18. The method of claim 10, wherein taking the action based on the corresponding docking scores comprises:
maintaining at least one of the complexes and corresponding docking scores in a database.
19. The method of claim 10, wherein taking the action based on the corresponding docking scores comprises:
using at least one of the complexes and corresponding scores for one or more downstream tasks.

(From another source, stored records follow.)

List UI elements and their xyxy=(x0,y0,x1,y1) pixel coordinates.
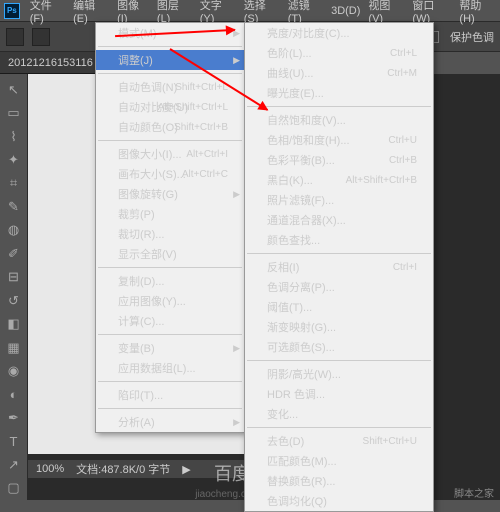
adjustments-submenu: 亮度/对比度(C)... 色阶(L)...Ctrl+L 曲线(U)...Ctrl… xyxy=(244,22,434,512)
menu-layer[interactable]: 图层(L) xyxy=(153,0,196,25)
mi-reveal-all: 显示全部(V) xyxy=(96,244,244,264)
path-tool-icon[interactable]: ↗ xyxy=(3,454,25,475)
menu-help[interactable]: 帮助(H) xyxy=(455,0,500,25)
mi-replace-color[interactable]: 替换颜色(R)... xyxy=(245,471,433,491)
mi-equalize[interactable]: 色调均化(Q) xyxy=(245,491,433,511)
mi-apply-data: 应用数据组(L)... xyxy=(96,358,244,378)
mi-analysis[interactable]: 分析(A)▶ xyxy=(96,412,244,432)
menu-select[interactable]: 选择(S) xyxy=(240,0,284,25)
lasso-tool-icon[interactable]: ⌇ xyxy=(3,126,25,147)
image-menu-dropdown: 模式(M)▶ 调整(J)▶ 自动色调(N)Shift+Ctrl+L 自动对比度(… xyxy=(95,22,245,433)
menu-view[interactable]: 视图(V) xyxy=(364,0,408,25)
mi-gradient-map[interactable]: 渐变映射(G)... xyxy=(245,317,433,337)
menu-filter[interactable]: 滤镜(T) xyxy=(284,0,327,25)
menu-3d[interactable]: 3D(D) xyxy=(327,5,364,17)
brush-tool-icon[interactable]: ✐ xyxy=(3,243,25,264)
footer-site: 脚本之家 xyxy=(454,485,494,500)
crop-tool-icon[interactable]: ⌗ xyxy=(3,173,25,194)
pen-tool-icon[interactable]: ✒ xyxy=(3,407,25,428)
tool-preset-icon[interactable] xyxy=(6,28,24,46)
stamp-tool-icon[interactable]: ⊟ xyxy=(3,267,25,288)
zoom-level[interactable]: 100% xyxy=(36,463,64,475)
mi-adjustments[interactable]: 调整(J)▶ xyxy=(96,50,244,70)
mi-trap: 陷印(T)... xyxy=(96,385,244,405)
mi-auto-color[interactable]: 自动颜色(O)Shift+Ctrl+B xyxy=(96,117,244,137)
mi-auto-contrast[interactable]: 自动对比度(U)Alt+Shift+Ctrl+L xyxy=(96,97,244,117)
chevron-right-icon[interactable]: ▶ xyxy=(182,463,190,476)
mi-duplicate[interactable]: 复制(D)... xyxy=(96,271,244,291)
mi-selective[interactable]: 可选颜色(S)... xyxy=(245,337,433,357)
mi-hue[interactable]: 色相/饱和度(H)...Ctrl+U xyxy=(245,130,433,150)
mi-lookup[interactable]: 颜色查找... xyxy=(245,230,433,250)
mi-levels[interactable]: 色阶(L)...Ctrl+L xyxy=(245,43,433,63)
blur-tool-icon[interactable]: ◉ xyxy=(3,360,25,381)
mi-calculations[interactable]: 计算(C)... xyxy=(96,311,244,331)
swatch-icon[interactable] xyxy=(32,28,50,46)
move-tool-icon[interactable]: ↖ xyxy=(3,79,25,100)
mi-bw[interactable]: 黑白(K)...Alt+Shift+Ctrl+B xyxy=(245,170,433,190)
mi-match-color[interactable]: 匹配颜色(M)... xyxy=(245,451,433,471)
history-brush-icon[interactable]: ↺ xyxy=(3,290,25,311)
menu-file[interactable]: 文件(F) xyxy=(26,0,69,25)
menu-window[interactable]: 窗口(W) xyxy=(408,0,455,25)
dodge-tool-icon[interactable]: ◐ xyxy=(3,384,25,405)
eraser-tool-icon[interactable]: ◧ xyxy=(3,313,25,334)
mi-threshold[interactable]: 阈值(T)... xyxy=(245,297,433,317)
protect-tones-label: 保护色调 xyxy=(450,29,494,45)
mi-desaturate[interactable]: 去色(D)Shift+Ctrl+U xyxy=(245,431,433,451)
marquee-tool-icon[interactable]: ▭ xyxy=(3,102,25,123)
menu-type[interactable]: 文字(Y) xyxy=(196,0,240,25)
menubar: Ps 文件(F) 编辑(E) 图像(I) 图层(L) 文字(Y) 选择(S) 滤… xyxy=(0,0,500,22)
mi-brightness[interactable]: 亮度/对比度(C)... xyxy=(245,23,433,43)
wand-tool-icon[interactable]: ✦ xyxy=(3,149,25,170)
mi-variations: 变化... xyxy=(245,404,433,424)
mi-auto-tone[interactable]: 自动色调(N)Shift+Ctrl+L xyxy=(96,77,244,97)
mi-photo-filter[interactable]: 照片滤镜(F)... xyxy=(245,190,433,210)
mi-invert[interactable]: 反相(I)Ctrl+I xyxy=(245,257,433,277)
mi-image-size[interactable]: 图像大小(I)...Alt+Ctrl+I xyxy=(96,144,244,164)
mi-shadows[interactable]: 阴影/高光(W)... xyxy=(245,364,433,384)
mi-balance[interactable]: 色彩平衡(B)...Ctrl+B xyxy=(245,150,433,170)
mi-variables: 变量(B)▶ xyxy=(96,338,244,358)
doc-size: 文档:487.8K/0 字节 xyxy=(76,461,170,477)
gradient-tool-icon[interactable]: ▦ xyxy=(3,337,25,358)
heal-tool-icon[interactable]: ◍ xyxy=(3,220,25,241)
shape-tool-icon[interactable]: ▢ xyxy=(3,477,25,498)
mi-mixer[interactable]: 通道混合器(X)... xyxy=(245,210,433,230)
mi-vibrance[interactable]: 自然饱和度(V)... xyxy=(245,110,433,130)
mi-canvas-size[interactable]: 画布大小(S)...Alt+Ctrl+C xyxy=(96,164,244,184)
type-tool-icon[interactable]: T xyxy=(3,431,25,452)
mi-hdr[interactable]: HDR 色调... xyxy=(245,384,433,404)
mi-curves[interactable]: 曲线(U)...Ctrl+M xyxy=(245,63,433,83)
mi-mode[interactable]: 模式(M)▶ xyxy=(96,23,244,43)
menu-image[interactable]: 图像(I) xyxy=(113,0,153,25)
tool-panel: ↖ ▭ ⌇ ✦ ⌗ ✎ ◍ ✐ ⊟ ↺ ◧ ▦ ◉ ◐ ✒ T ↗ ▢ xyxy=(0,74,28,500)
mi-crop[interactable]: 裁剪(P) xyxy=(96,204,244,224)
mi-exposure[interactable]: 曝光度(E)... xyxy=(245,83,433,103)
mi-rotate[interactable]: 图像旋转(G)▶ xyxy=(96,184,244,204)
menu-edit[interactable]: 编辑(E) xyxy=(69,0,113,25)
mi-apply-image[interactable]: 应用图像(Y)... xyxy=(96,291,244,311)
eyedropper-tool-icon[interactable]: ✎ xyxy=(3,196,25,217)
ps-logo-icon: Ps xyxy=(4,3,20,19)
mi-trim[interactable]: 裁切(R)... xyxy=(96,224,244,244)
mi-posterize[interactable]: 色调分离(P)... xyxy=(245,277,433,297)
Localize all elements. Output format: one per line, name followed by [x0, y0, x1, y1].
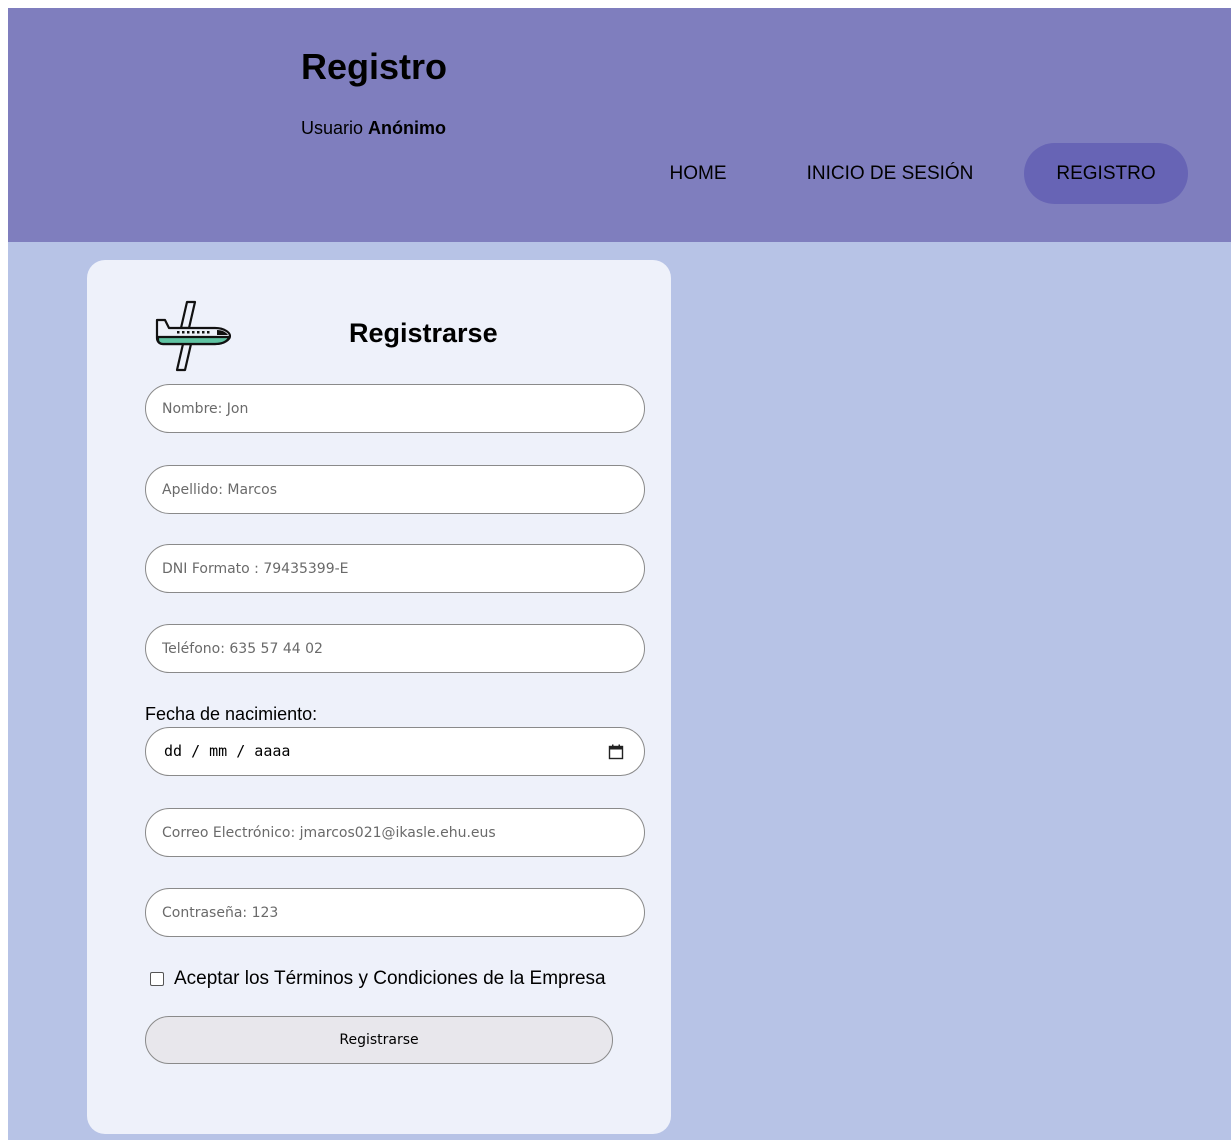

20. A system comprising one or more computers and one or more storage devices storing instructions that are operable, when executed by the one or more computers, to cause the one or more computers to perform operations comprising:
receiving data comprising a structure of a candidate drug, a structure of a prion-protein filament comprising one or more prions, and a location of a binding site in the prion-protein filament structure;
generating a plurality of stacked pose configurations of the candidate drug using at least the candidate drug structure;
determining a corresponding docking score for each stacked pose configuration in the plurality of stacked pose configurations in accordance with a measure of a likelihood of binding for the stacked pose configuration in the location of the binding site in the prion-protein filament; and
taking an action based on the corresponding docking scores.
21. One or more computer readable media storing instructions that are executable by a processing device, and upon such execution cause the processing device to perform operations comprising:
receiving data comprising a structure of a candidate drug, a structure of a prion-protein filament comprising one or more prions, and a location of a binding site in the prion-protein filament structure;
generating a plurality of stacked pose configurations of the candidate drug using at least the candidate drug structure;
determining a corresponding docking score for each stacked pose configuration in the plurality of stacked pose configurations in accordance with a measure of a likelihood of binding for the stacked pose configuration in the location of the binding site in the prion-protein filament; and
taking an action based on the corresponding docking scores.